Aux termes de l’article L. 423-15 du code de l’environnement : « Ne peuvent obtenir la validation de leur permis de chasser : (…) / 9° Ceux qui sont inscrits au fichier national automatisé nominatif des personnes interdites d'acquisition et de détention d'armes visé à l'article L. 312-16 du code de la sécurité intérieure (…) ». Aux termes de l’article R. 423-24 de ce code : « Lorsque le préfet est informé du fait que le titulaire d'un permis de chasser revêtu de la validation annuelle ou temporaire se trouve dans l'un des cas prévus à l'article L. 423-15 ou à l'article L. 423-25, il procède au retrait de la validation (…) ».

Il ressort des termes de l’arrêté attaqué que le préfet du Haut-Rhin, pour interdire à M. A... d’acquérir ou de détenir des armes de toute catégorie, s’est fondé sur le 1° de l’article L. 312-3 du code de la sécurité intérieure, en retenant que le bulletin n°2 du casier judiciaire de l’intéressé comportait une condamnation pénale du 24 juin 2015 pour des faits de viol. Le bulletin n°2 du casier judiciaire de M. A... fait, à ce titre, apparaître qu’il a été condamné le 24 juin 2015 par la cour d’assises d’appel du Bas-Rhin pour des faits de viol, infraction prévue aux articles 222-23 et suivants du code pénal et mentionnée à l’article L. 312-3 du code de la sécurité intérieure.
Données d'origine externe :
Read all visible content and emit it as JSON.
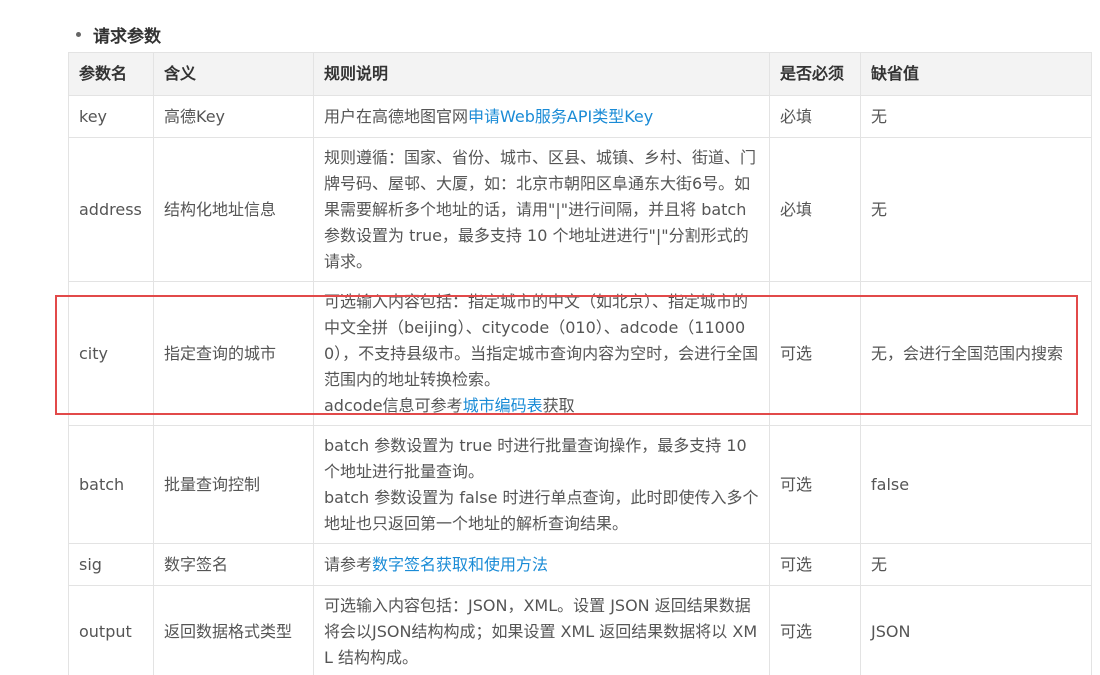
{
  "section": {
    "title": "请求参数"
  },
  "table": {
    "headers": [
      "参数名",
      "含义",
      "规则说明",
      "是否必须",
      "缺省值"
    ],
    "rows": [
      {
        "name": "key",
        "meaning": "高德Key",
        "rule_pre": "用户在高德地图官网",
        "rule_link": "申请Web服务API类型Key",
        "rule_post": "",
        "rule_line2": "",
        "required": "必填",
        "default": "无"
      },
      {
        "name": "address",
        "meaning": "结构化地址信息",
        "rule_pre": "规则遵循：国家、省份、城市、区县、城镇、乡村、街道、门牌号码、屋邨、大厦，如：北京市朝阳区阜通东大街6号。如果需要解析多个地址的话，请用\"|\"进行间隔，并且将 batch 参数设置为 true，最多支持 10 个地址进进行\"|\"分割形式的请求。",
        "rule_link": "",
        "rule_post": "",
        "rule_line2": "",
        "required": "必填",
        "default": "无"
      },
      {
        "name": "city",
        "meaning": "指定查询的城市",
        "rule_pre": "可选输入内容包括：指定城市的中文（如北京）、指定城市的中文全拼（beijing）、citycode（010）、adcode（110000），不支持县级市。当指定城市查询内容为空时，会进行全国范围内的地址转换检索。",
        "rule_line2": "adcode信息可参考",
        "rule_link": "城市编码表",
        "rule_post": "获取",
        "required": "可选",
        "default": "无，会进行全国范围内搜索"
      },
      {
        "name": "batch",
        "meaning": "批量查询控制",
        "rule_pre": "batch 参数设置为 true 时进行批量查询操作，最多支持 10 个地址进行批量查询。",
        "rule_line2": "batch 参数设置为 false 时进行单点查询，此时即使传入多个地址也只返回第一个地址的解析查询结果。",
        "rule_link": "",
        "rule_post": "",
        "required": "可选",
        "default": "false"
      },
      {
        "name": "sig",
        "meaning": "数字签名",
        "rule_pre": "请参考",
        "rule_link": "数字签名获取和使用方法",
        "rule_post": "",
        "rule_line2": "",
        "required": "可选",
        "default": "无"
      },
      {
        "name": "output",
        "meaning": "返回数据格式类型",
        "rule_pre": "可选输入内容包括：JSON，XML。设置 JSON 返回结果数据将会以JSON结构构成；如果设置 XML 返回结果数据将以 XML 结构构成。",
        "rule_link": "",
        "rule_post": "",
        "rule_line2": "",
        "required": "可选",
        "default": "JSON"
      }
    ]
  },
  "colors": {
    "link": "#1a8bd6",
    "highlight": "#e24a4a",
    "header_bg": "#f3f3f3",
    "border": "#e3e3e3"
  }
}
M. A... ne saurait, en tout état de cause, se prévaloir de ce qu’il pourrait bénéficier d’une réhabilitation de plein droit en 2025, soit postérieurement à la décision attaquée. Dès lors, le préfet du Haut-Rhin était tenu, ainsi qu’il le soutient, en application des dispositions précitées du 1° de l’article L. 312-3, et des articles L. 312-16 et R. 312-67 du code de la sécurité intérieure, de prendre à l’encontre de M. A..., une interdiction d’acquisition et de détention d’armes de catégorie A, B et C et de dessaisissement de ses armes ainsi que de procéder à son inscription au fichier national des interdits d’acquisition et de détention d’armes et de retirer la validation de son permis de chasser. Compte tenu de la situation de compétence liée dans laquelle se trouvait le préfet, les moyens soulevés par le requérant à l’encontre de l’arrêté attaqué, qui n’ont pas pour objet de remettre en cause cette compétence liée, sont inopérants.
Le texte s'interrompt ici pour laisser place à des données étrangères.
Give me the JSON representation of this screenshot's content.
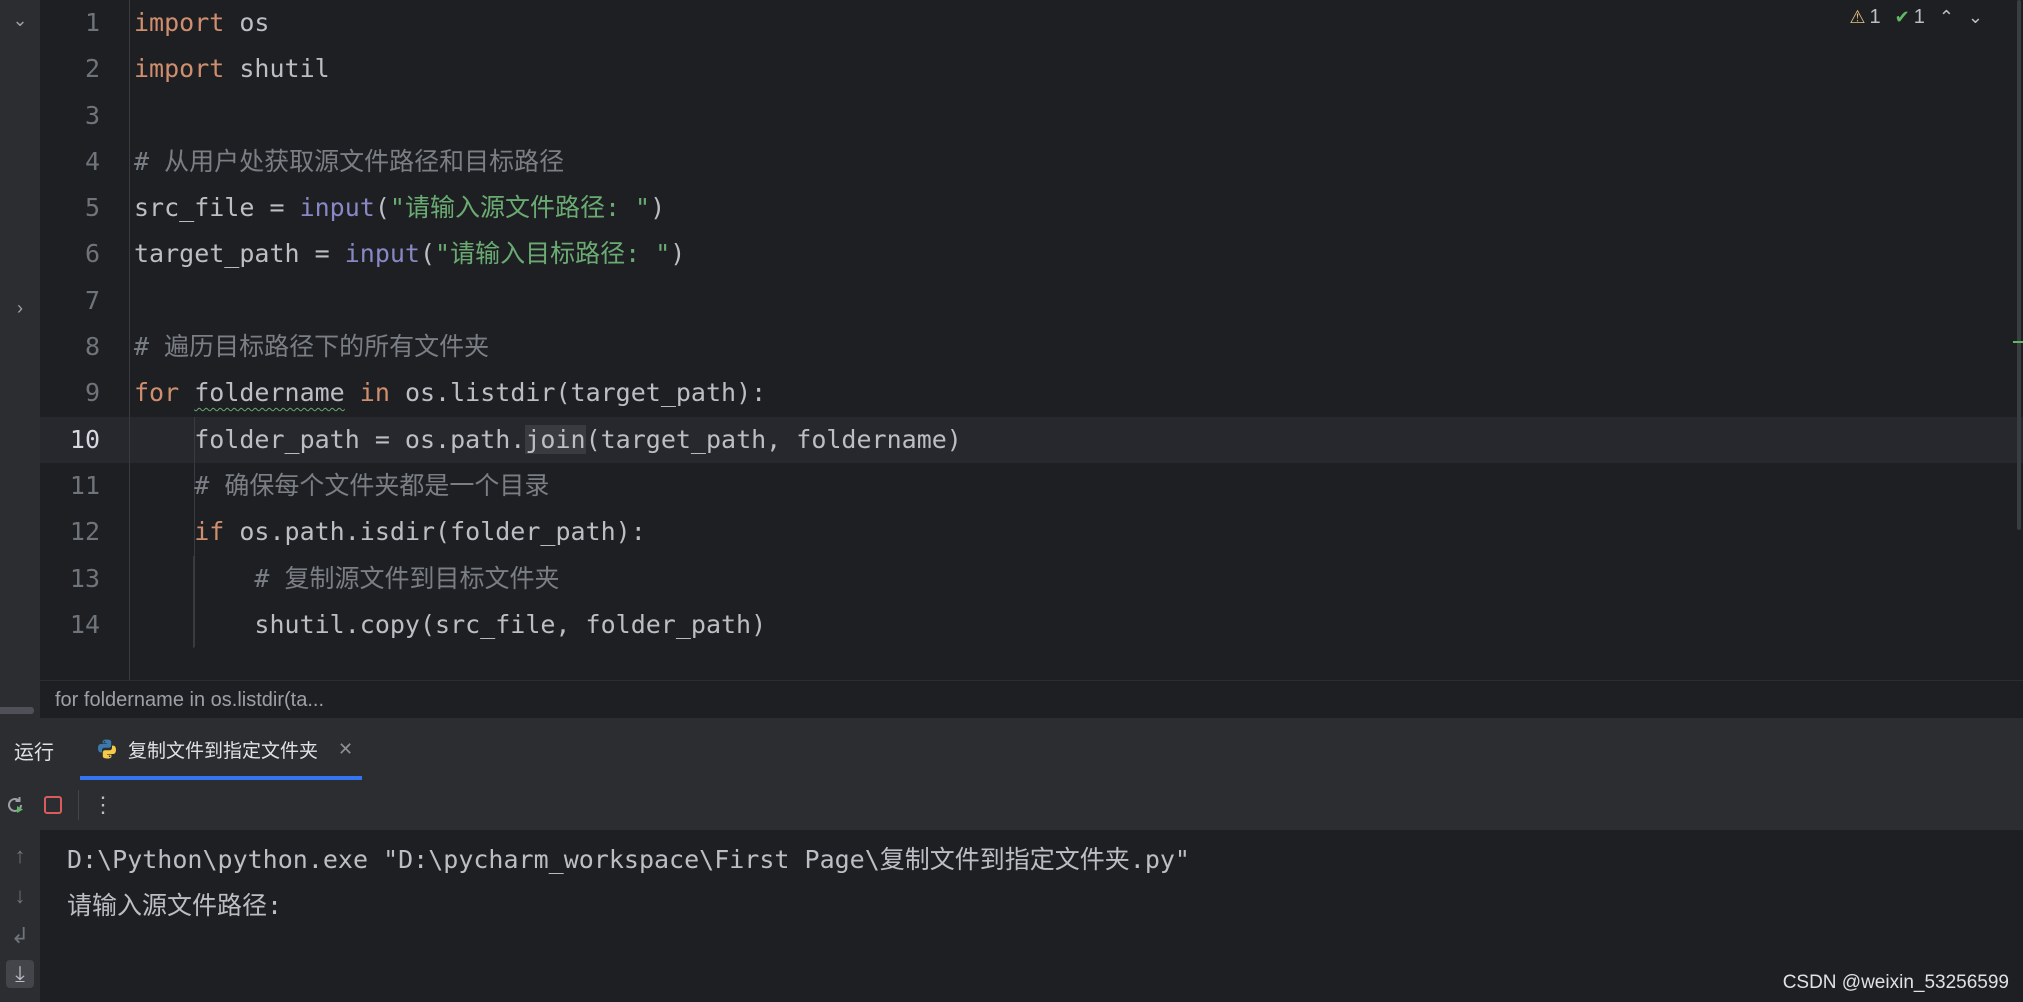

Il résulte de tout ce qui précède que les conclusions à fin d’annulation de la requête de M. A... doivent être rejetées, ainsi que, par voie de conséquence, celles présentées sur le fondement des dispositions de l’article L. 761-1 du code de justice administrative.


D É C I D E :


Article 1er : La requête de M. A... est rejetée.

Article 2 : Le présent jugement sera notifié à M. B... A... et au préfet du Haut-Rhin. Copie en sera adressée au ministre de l’intérieur.

Délibéré après l’audience du 2 décembre 2025, à laquelle siégeaient :

- M. Carrier, président,
- Mme Bronnenkant, première conseillère,
- Mme Muller, première conseillère.

Rendu public par mise à disposition au greffe le 13 janvier 2026.


La rapporteure,





P. MULLERLe président,





C. CARRIER
Le greffier,





P. SOUHAIT

La République mande et ordonne au préfet du Haut-Rhin en ce qui le concerne ou à tous commissaires de justice à ce requis en ce qui concerne les voies de droit commun contre les parties privées, de pourvoir à l'exécution de la présente décision.